Osmanlı döneminde yapılmış köşklerin en ihtişamlılarından biri olan Sepetçiler Kasrı’nın adının nereden geldiğiyle ilgili değişik görüşler vardır. Bunlardan birine göre; Edirne Sarayı’nda yükseltilmiş fevkani yapılara sepetçi veya sultani ismi verildiğinden bu kasra da “Sepetçi” denilmiştir. Bir başka söylentiye göre de; Sultan İbrahim bu kasrın arkasında bulunan hazırcı ve sepetçi esnafını korumuş, buradaki eski köşkü yeniden yaptırmaya karar verdiği zaman da, sepetçi esnafının yardımlarını görmüştür. Kasrın yapımından sonra çevresindeki sepetçi esnafı çalışmalarını sürdürmüş ve sepetçilerin burada bulunmasından ötürü de kasra bu isim verilmiştir.
Sepetçiler Kasrı’nın padişahlara ait kayıkların bağlandığı bir yer olduğu ve padişahların donanmanın sefere çıkışını ve dönüşünü buradan izledikleri bilinmektedir. G.J.Grelot burada kayıklar ve küçük kadırgalar için 5-6 kayıkhane olduğunu yazmıştır. Bu kayıkhaneler Sepetçiler Kasrı’nı gösteren bütün resim ve fotoğraflara da yer almaktadır.Sepetçiler Kasrı’nın eski görüntüsüne ilişkin yabancı seyyahların yayımladıkları resimler, köşkün temel öğelerini belirtiyor olsa da, bunlara dayanarak sağlıklı bir restitüsyon yapma olanağı yoktur.

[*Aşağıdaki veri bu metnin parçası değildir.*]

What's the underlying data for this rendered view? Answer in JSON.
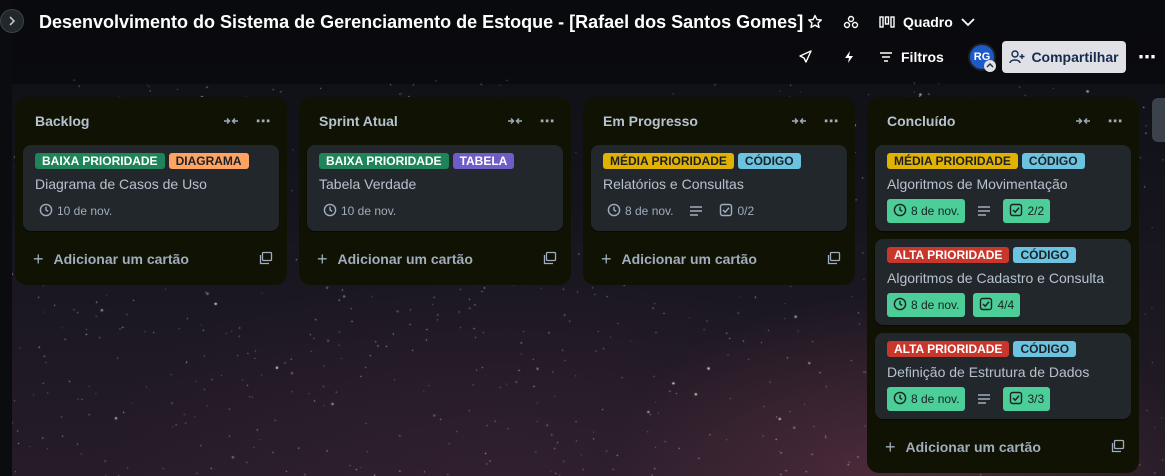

Sultan I. Mahmut (1730–1754) döneminde 1739’da yenilenen kasır, muhtelif zamanlarda gördüğü onarımlarla XIX. yüzyılın ortalarına kadar değişmeden gelebilmiştir. I. Mahmut dönemindeki onarımdan sonra yapının fazla değişmediği, 1813’de Baker’in ve 1835’de Lewis’in yaptığı desenlerde görülmektedir. Ayrıca kasrın Grelot tarafından yapılan ve yapıyı oldukça doğru tasvir den gravürü, 19.yüzyıl ortalarına kadar değişmeyen üç temel öğeyi yansıtmaktadır. Bunlar; alt yapı, alt yapı üzerindeki kapalı divanhane ve önündeki büyük direkliktir.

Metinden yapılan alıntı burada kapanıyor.